Ahmed Abdel Zaher, l'attaquant d'Al-Ahly qui a fait le geste de «Rabaa» après avoir marqué un but contre le club sud-africain Orlando Pirates, entrera à coup sûr dans l'histoire.

En levant sa main quatre doigts tendus, pouce replié, il a fait un geste symbolique que de nombreux Egyptiens - il est impossible de les évaluer dans un contexte de répression généralisée - persistent à faire et à refaire. Les Frères musulmans ont perdu le pouvoir mais le symbole de Rabaa - place du grand massacre qui a suivi le coup d'Etat - connaît un succès qui nargue l'autorité.

Les réactions furieuses allant parfois jusqu'à exiger l'arrestation et l'emprisonnement du joueur voire la déchéance de sa nationalité montrent à quel point la prétendue «seconde révolution» du général Sissi est peu sûre d'elle-même. Quatre doigts levés, un pouce replié, ce n'est pas un crime. C'est pourtant ce que les médias égyptiens suggèrent de manière délirante avec des commentaires pompeux et parfois complètement fous ! C'est probablement la spontanéité même du geste du joueur qui gêne et met en fureur ces médias égyptiens devenus des instruments de la chasse aux sorcières et de la délation. Etre un Frère musulman ou penser, sans en être, qu'ils sont injustement réprimés, est devenu le pire des crimes. Critiquer la «Sissimania» est devenu insupportable aux médias en guerre contre une partie des Egyptiens.

L'humoriste Bassem Youssef a découvert la ligne éditoriale de la régression après s'être un peu moqué de ce culte du général en cours dans les médias. La direction de la télévision l'a débarqué au nom de sa «politique éditoriale». Tout comme les dirigeants d'Al-Ahly, soucieux d'être en «règle» avec le pouvoir, ont décidé de le faire avec Ahmed Abdel Zaher. Il est à vendre ! La liberté d'expression est écrasée en Egypte. Seuls les aveugles pouvaient croire que les Frères musulmans en seraient les uniques victimes. La diversité médiatique a été cassée immédiatement après le coup d'Etat avec la fermeture des chaînes et des journaux islamistes ou présumés tels. Il ne reste plus que des laudateurs. La manière avec laquelle les télévisions égyptiennes ont traité du cas Ahmed Abdel Zaher est un moment d'anthologie dans l'histoire, fertile, des médias de ce pays. Un insupportable unanimisme qui annonce des temps sinistres pour la liberté d'expression.

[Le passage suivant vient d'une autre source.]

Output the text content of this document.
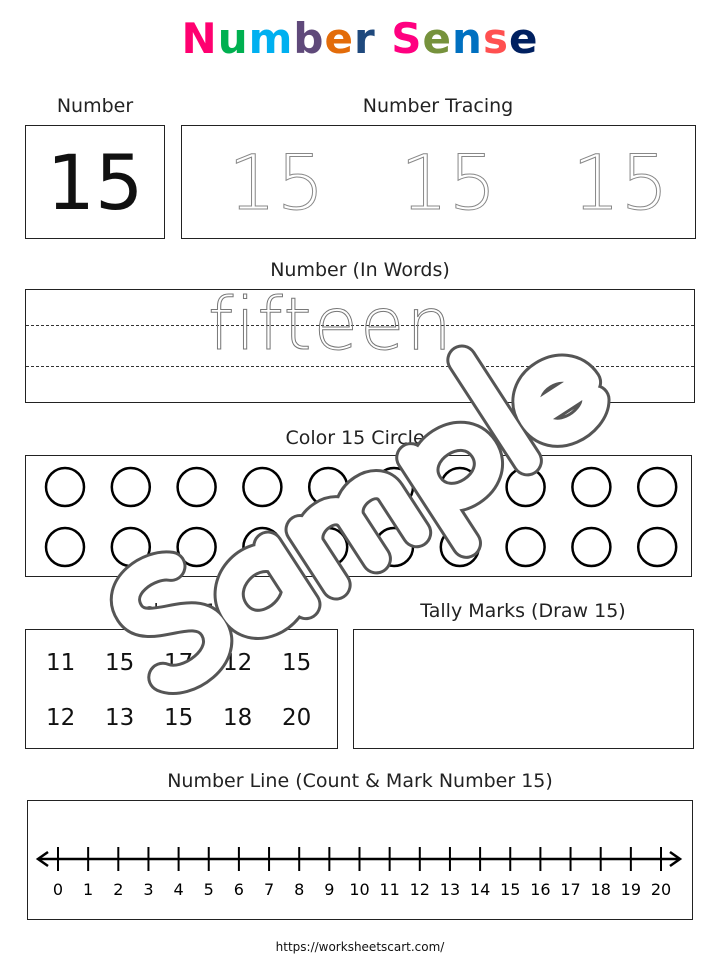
Number Sense
Number
15
Number Tracing
15 15 15
Number (In Words)
fifteen
Color 15 Circles
Circle all 15s.
11 15 17 12 15
12 13 15 18 20
Tally Marks (Draw 15)
Number Line (Count & Mark Number 15)
0 1 2 3 4 5 6 7 8 9 10 11 12 13 14 15 16 17 18 19 20
https://worksheetscart.com/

Il est vraiment bien loin le temps où les révolutionnaires de place Tahrir décrétaient qu'aucune limite à la liberté d'expression n'était tolérable. Certains de ces acteurs ont choisi de se taire et de ne plus parler. A défaut du courage, il reste la pudeur.

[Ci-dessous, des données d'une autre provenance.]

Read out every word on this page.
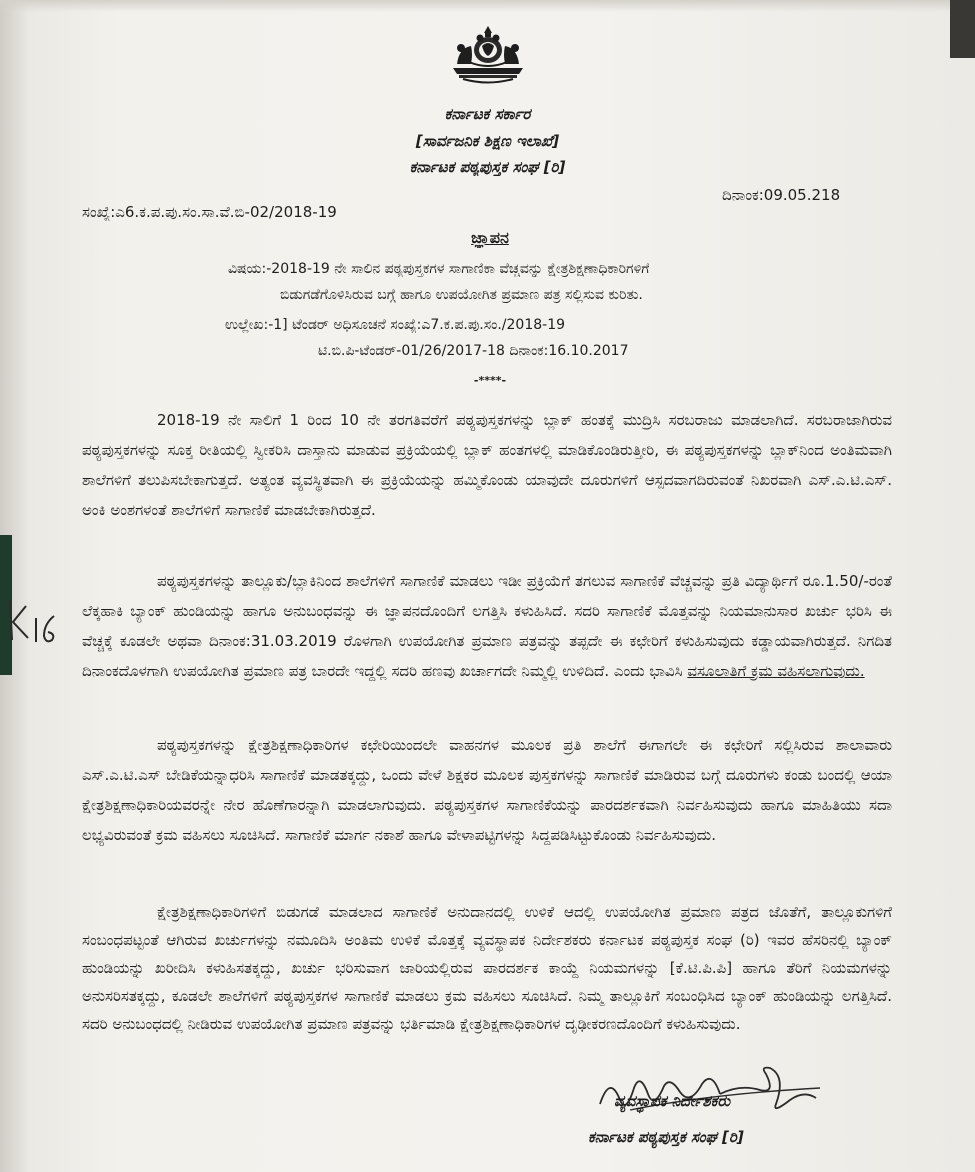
ಕರ್ನಾಟಕ ಸರ್ಕಾರ
[ಸಾರ್ವಜನಿಕ ಶಿಕ್ಷಣ ಇಲಾಖೆ]
ಕರ್ನಾಟಕ ಪಠ್ಯಪುಸ್ತಕ ಸಂಘ [ರಿ]
ದಿನಾಂಕ:09.05.218
ಸಂಖ್ಯೆ:ಎ6.ಕ.ಪ.ಪು.ಸಂ.ಸಾ.ವೆ.ಬಿ-02/2018-19
ಜ್ಞಾಪನ
ವಿಷಯ:-2018-19 ನೇ ಸಾಲಿನ ಪಠ್ಯಪುಸ್ತಕಗಳ ಸಾಗಾಣಿಕಾ ವೆಚ್ಚವನ್ನು ಕ್ಷೇತ್ರಶಿಕ್ಷಣಾಧಿಕಾರಿಗಳಿಗೆ
ಬಿಡುಗಡೆಗೊಳಿಸಿರುವ ಬಗ್ಗೆ ಹಾಗೂ ಉಪಯೋಗಿತ ಪ್ರಮಾಣ ಪತ್ರ ಸಲ್ಲಿಸುವ ಕುರಿತು.
ಉಲ್ಲೇಖ:-1] ಟೆಂಡರ್ ಅಧಿಸೂಚನೆ ಸಂಖ್ಯೆ:ಎ7.ಕ.ಪ.ಪು.ಸಂ./2018-19
ಟಿ.ಬಿ.ಪಿ-ಟೆಂಡರ್-01/26/2017-18 ದಿನಾಂಕ:16.10.2017
-****-
2018-19 ನೇ ಸಾಲಿಗೆ 1 ರಿಂದ 10 ನೇ ತರಗತಿವರೆಗೆ ಪಠ್ಯಪುಸ್ತಕಗಳನ್ನು ಬ್ಲಾಕ್ ಹಂತಕ್ಕೆ ಮುದ್ರಿಸಿ ಸರಬರಾಜು ಮಾಡಲಾಗಿದೆ. ಸರಬರಾಜಾಗಿರುವ ಪಠ್ಯಪುಸ್ತಕಗಳನ್ನು ಸೂಕ್ತ ರೀತಿಯಲ್ಲಿ ಸ್ವೀಕರಿಸಿ ದಾಸ್ತಾನು ಮಾಡುವ ಪ್ರಕ್ರಿಯೆಯಲ್ಲಿ ಬ್ಲಾಕ್ ಹಂತಗಳಲ್ಲಿ ಮಾಡಿಕೊಂಡಿರುತ್ತೀರಿ, ಈ ಪಠ್ಯಪುಸ್ತಕಗಳನ್ನು ಬ್ಲಾಕ್‌ನಿಂದ ಅಂತಿಮವಾಗಿ ಶಾಲೆಗಳಿಗೆ ತಲುಪಿಸಬೇಕಾಗುತ್ತದೆ. ಅತ್ಯಂತ ವ್ಯವಸ್ಥಿತವಾಗಿ ಈ ಪ್ರಕ್ರಿಯೆಯನ್ನು ಹಮ್ಮಿಕೊಂಡು ಯಾವುದೇ ದೂರುಗಳಿಗೆ ಆಸ್ಪದವಾಗದಿರುವಂತೆ ನಿಖರವಾಗಿ ಎಸ್.ಎ.ಟಿ.ಎಸ್. ಅಂಕಿ ಅಂಶಗಳಂತೆ ಶಾಲೆಗಳಿಗೆ ಸಾಗಾಣಿಕೆ ಮಾಡಬೇಕಾಗಿರುತ್ತದೆ.
ಪಠ್ಯಪುಸ್ತಕಗಳನ್ನು ತಾಲ್ಲೂಕು/ಬ್ಲಾಕಿನಿಂದ ಶಾಲೆಗಳಿಗೆ ಸಾಗಾಣಿಕೆ ಮಾಡಲು ಇಡೀ ಪ್ರಕ್ರಿಯೆಗೆ ತಗಲುವ ಸಾಗಾಣಿಕೆ ವೆಚ್ಚವನ್ನು ಪ್ರತಿ ವಿದ್ಯಾರ್ಥಿಗೆ ರೂ.1.50/-ರಂತೆ ಲೆಕ್ಕಹಾಕಿ ಬ್ಯಾಂಕ್ ಹುಂಡಿಯನ್ನು ಹಾಗೂ ಅನುಬಂಧವನ್ನು ಈ ಜ್ಞಾಪನದೊಂದಿಗೆ ಲಗತ್ತಿಸಿ ಕಳುಹಿಸಿದೆ. ಸದರಿ ಸಾಗಾಣಿಕೆ ಮೊತ್ತವನ್ನು ನಿಯಮಾನುಸಾರ ಖರ್ಚು ಭರಿಸಿ ಈ ವೆಚ್ಚಕ್ಕೆ ಕೂಡಲೇ ಅಥವಾ ದಿನಾಂಕ:31.03.2019 ರೊಳಗಾಗಿ ಉಪಯೋಗಿತ ಪ್ರಮಾಣ ಪತ್ರವನ್ನು ತಪ್ಪದೇ ಈ ಕಛೇರಿಗೆ ಕಳುಹಿಸುವುದು ಕಡ್ಡಾಯವಾಗಿರುತ್ತದೆ. ನಿಗದಿತ ದಿನಾಂಕದೊಳಗಾಗಿ ಉಪಯೋಗಿತ ಪ್ರಮಾಣ ಪತ್ರ ಬಾರದೇ ಇದ್ದಲ್ಲಿ ಸದರಿ ಹಣವು ಖರ್ಚಾಗದೇ ನಿಮ್ಮಲ್ಲಿ ಉಳಿದಿದೆ. ಎಂದು ಭಾವಿಸಿ ವಸೂಲಾತಿಗೆ ಕ್ರಮ ವಹಿಸಲಾಗುವುದು.
ಪಠ್ಯಪುಸ್ತಕಗಳನ್ನು ಕ್ಷೇತ್ರಶಿಕ್ಷಣಾಧಿಕಾರಿಗಳ ಕಛೇರಿಯಿಂದಲೇ ವಾಹನಗಳ ಮೂಲಕ ಪ್ರತಿ ಶಾಲೆಗೆ ಈಗಾಗಲೇ ಈ ಕಛೇರಿಗೆ ಸಲ್ಲಿಸಿರುವ ಶಾಲಾವಾರು ಎಸ್.ಎ.ಟಿ.ಎಸ್ ಬೇಡಿಕೆಯನ್ನಾಧರಿಸಿ ಸಾಗಾಣಿಕೆ ಮಾಡತಕ್ಕದ್ದು, ಒಂದು ವೇಳೆ ಶಿಕ್ಷಕರ ಮೂಲಕ ಪುಸ್ತಕಗಳನ್ನು ಸಾಗಾಣಿಕೆ ಮಾಡಿರುವ ಬಗ್ಗೆ ದೂರುಗಳು ಕಂಡು ಬಂದಲ್ಲಿ ಆಯಾ ಕ್ಷೇತ್ರಶಿಕ್ಷಣಾಧಿಕಾರಿಯವರನ್ನೇ ನೇರ ಹೊಣೆಗಾರನ್ನಾಗಿ ಮಾಡಲಾಗುವುದು. ಪಠ್ಯಪುಸ್ತಕಗಳ ಸಾಗಾಣಿಕೆಯನ್ನು ಪಾರದರ್ಶಕವಾಗಿ ನಿರ್ವಹಿಸುವುದು ಹಾಗೂ ಮಾಹಿತಿಯು ಸದಾ ಲಭ್ಯವಿರುವಂತೆ ಕ್ರಮ ವಹಿಸಲು ಸೂಚಿಸಿದೆ. ಸಾಗಾಣಿಕೆ ಮಾರ್ಗ ನಕಾಶೆ ಹಾಗೂ ವೇಳಾಪಟ್ಟಿಗಳನ್ನು ಸಿದ್ದಪಡಿಸಿಟ್ಟುಕೊಂಡು ನಿರ್ವಹಿಸುವುದು.
ಕ್ಷೇತ್ರಶಿಕ್ಷಣಾಧಿಕಾರಿಗಳಿಗೆ ಬಿಡುಗಡೆ ಮಾಡಲಾದ ಸಾಗಾಣಿಕೆ ಅನುದಾನದಲ್ಲಿ ಉಳಿಕೆ ಆದಲ್ಲಿ ಉಪಯೋಗಿತ ಪ್ರಮಾಣ ಪತ್ರದ ಜೊತೆಗೆ, ತಾಲ್ಲೂಕುಗಳಿಗೆ ಸಂಬಂಧಪಟ್ಟಂತೆ ಆಗಿರುವ ಖರ್ಚುಗಳನ್ನು ನಮೂದಿಸಿ ಅಂತಿಮ ಉಳಿಕೆ ಮೊತ್ತಕ್ಕೆ ವ್ಯವಸ್ಥಾಪಕ ನಿರ್ದೇಶಕರು ಕರ್ನಾಟಕ ಪಠ್ಯಪುಸ್ತಕ ಸಂಘ (ರಿ) ಇವರ ಹೆಸರಿನಲ್ಲಿ ಬ್ಯಾಂಕ್ ಹುಂಡಿಯನ್ನು ಖರೀದಿಸಿ ಕಳುಹಿಸತಕ್ಕದ್ದು, ಖರ್ಚು ಭರಿಸುವಾಗ ಜಾರಿಯಲ್ಲಿರುವ ಪಾರದರ್ಶಕ ಕಾಯ್ದೆ ನಿಯಮಗಳನ್ನು [ಕೆ.ಟಿ.ಪಿ.ಪಿ] ಹಾಗೂ ತೆರಿಗೆ ನಿಯಮಗಳನ್ನು ಅನುಸರಿಸತಕ್ಕದ್ದು, ಕೂಡಲೇ ಶಾಲೆಗಳಿಗೆ ಪಠ್ಯಪುಸ್ತಕಗಳ ಸಾಗಾಣಿಕೆ ಮಾಡಲು ಕ್ರಮ ವಹಿಸಲು ಸೂಚಿಸಿದೆ. ನಿಮ್ಮ ತಾಲ್ಲೂಕಿಗೆ ಸಂಬಂಧಿಸಿದ ಬ್ಯಾಂಕ್ ಹುಂಡಿಯನ್ನು ಲಗತ್ತಿಸಿದೆ. ಸದರಿ ಅನುಬಂಧದಲ್ಲಿ ನೀಡಿರುವ ಉಪಯೋಗಿತ ಪ್ರಮಾಣ ಪತ್ರವನ್ನು ಭರ್ತಿಮಾಡಿ ಕ್ಷೇತ್ರಶಿಕ್ಷಣಾಧಿಕಾರಿಗಳ ದೃಢೀಕರಣದೊಂದಿಗೆ ಕಳುಹಿಸುವುದು.
ವ್ಯವಸ್ಥಾಪಕ ನಿರ್ದೇಶಕರು
ಕರ್ನಾಟಕ ಪಠ್ಯಪುಸ್ತಕ ಸಂಘ [ರಿ]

D'autres se sont transformés en idéologues forcenés de la répression et de l'exclusion avec souvent un discours méprisant contre ceux qui ne pensent pas comme eux. Il suffit d'un geste, quatre doigts levés, pour qu'ils se mettent en furie et hurlent à la trahison. On dit que le général Sissi, qui se prépare à être président, a demandé une «sanctuarisation» de l'armée pour une durée de 15 ans. Il peut demander plus. Les «révolutionnaires» d'hier sont prêts à donner un demi-siècle de plus au régime de Moubarak qui a repris la plénitude de ses habitudes.